Le numérique s’inscrit dans cet écosystème : où que vous en soyez par rapport à votre identité numérique (site perso, mise en ligne de vos chantiers, blog ou création spécifiquement numérique), la diffusion de votre travail sur les supports actuels – là où nous en sommes, à la fois préhistoire et explosion –, c’est de toute façon partie prenante de ce qui est à votre travail.

Voici une proposition reçue d’un ami auteur (souhaite rester anonyme, allez, je ferai l’eBook émissaire, à nouveau...!). Je me permets de reprendre sa lettre et la placer ici en chantier ouvert. Sa position : à nous de pousser et exiger de nos éditeurs qu’ils associent, comme faisant partie du contrat moral lié à la délégation de propriété artistique, la diffusion numérique à la diffusion imprimée. Ma proposition après que vous aurez lu sa lettre :

Cher ...,

Je vous écris au sujet de mon livre ***** que vous avez publié en 20**.

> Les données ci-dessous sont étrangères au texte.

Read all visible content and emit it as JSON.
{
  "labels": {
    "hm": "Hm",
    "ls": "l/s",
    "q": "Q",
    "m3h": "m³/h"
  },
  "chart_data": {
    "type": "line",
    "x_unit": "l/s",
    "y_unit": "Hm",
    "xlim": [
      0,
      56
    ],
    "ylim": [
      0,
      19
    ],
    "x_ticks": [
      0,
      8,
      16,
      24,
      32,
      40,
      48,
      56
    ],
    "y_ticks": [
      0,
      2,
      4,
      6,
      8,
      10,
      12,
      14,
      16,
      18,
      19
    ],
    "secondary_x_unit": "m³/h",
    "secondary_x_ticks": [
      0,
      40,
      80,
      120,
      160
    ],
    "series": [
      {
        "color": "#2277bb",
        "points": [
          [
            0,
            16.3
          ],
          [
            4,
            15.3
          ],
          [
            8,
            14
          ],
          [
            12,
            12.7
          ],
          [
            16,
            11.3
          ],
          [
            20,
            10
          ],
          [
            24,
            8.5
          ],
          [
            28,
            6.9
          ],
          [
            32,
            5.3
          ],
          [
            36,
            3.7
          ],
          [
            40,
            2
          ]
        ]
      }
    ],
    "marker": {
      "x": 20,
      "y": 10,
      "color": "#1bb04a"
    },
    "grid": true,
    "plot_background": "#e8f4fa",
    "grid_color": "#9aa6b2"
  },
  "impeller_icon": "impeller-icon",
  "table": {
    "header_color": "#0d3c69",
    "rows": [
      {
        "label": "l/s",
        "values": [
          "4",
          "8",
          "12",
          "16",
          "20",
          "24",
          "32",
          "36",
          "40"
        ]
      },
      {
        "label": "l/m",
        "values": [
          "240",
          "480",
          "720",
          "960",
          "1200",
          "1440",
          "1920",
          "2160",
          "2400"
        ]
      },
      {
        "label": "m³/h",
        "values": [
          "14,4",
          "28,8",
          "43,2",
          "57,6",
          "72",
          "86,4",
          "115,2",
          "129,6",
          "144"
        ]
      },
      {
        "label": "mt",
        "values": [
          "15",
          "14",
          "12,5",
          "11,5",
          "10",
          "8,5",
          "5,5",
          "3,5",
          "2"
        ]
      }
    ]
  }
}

Je souhaiterais que ce livre soit disponible à la vente dans une version
numérique, et à un prix commercial inférieur ou égal à celui de la
version papier.

En effet, les évolutions technologiques et plus particulièrement le
développement continu de la lecture sur écran, tant via Internet que via
les tablettes et liseuses (iPad, Kindle), me semblent telles qu’elle
rendent indispensables à « l’exploitation et la diffusion commerciale
permanente et suivie » (à laquelle vous vous êtes engagé dans le contrat
d’édition qui nous lie), la mise à disposition d’une version numérique
de mon livre.

Si vous n’envisagez pas d’assurer directement ou indirectement
l’exploitation et la diffusion commerciale permanente et suivie de mon
livre sous forme numérique dans les 12 mois qui viennent, merci de me le
signaler, de sorte que je puisse disposer à nouveau des droits sur ce livre.

Très cordialement.

Ma propre position, donc :
 d’abord, refus catégorique de signer avenant basé sur les pourcentages du livre imprimé. La distribution des coûts est radicalement différente dans la diffusion numérique et la diffusion imprimée, le rôle de l’auteur est différent, sachez que les auteurs qui sont passés par un agent ont obtenu des droits numériques dans la fourchette 19/23%, contraignez l’éditeur à cette fourchette, d’ailleurs vous verrez, ils accepteront.
 d’avis divergent de mon auteur anonyme, voici comment je formulerais son troisième paragraphe :

Comme vous le savez, le droit français étant basé sur un principe d’exclusivité, les droits afférant à la distribution numérique de mes livres ne sont pas inclus dans le périmètre de notre contrat initial, et j’en reste l’unique détenteur. Faute d’un accord amiable pour avenant à ce contrat, je suis évidemment libre de contracter un diffuseur uniquement numérique pour leur diffusion, ou bien (au regard du droit commercial français) si ce diffuseur numérique me proposait une rétribution plus sensiblement plus élevée que celle sur laquelle nous pourrions convenir d’un accord. Je vous serais reconnaissant de bien vouloir me soumettre dans le plus bref délai vos éventuelles propositions, faute de quoi je me considérerai libre de contracter avec un distributeur numérique de mon choix.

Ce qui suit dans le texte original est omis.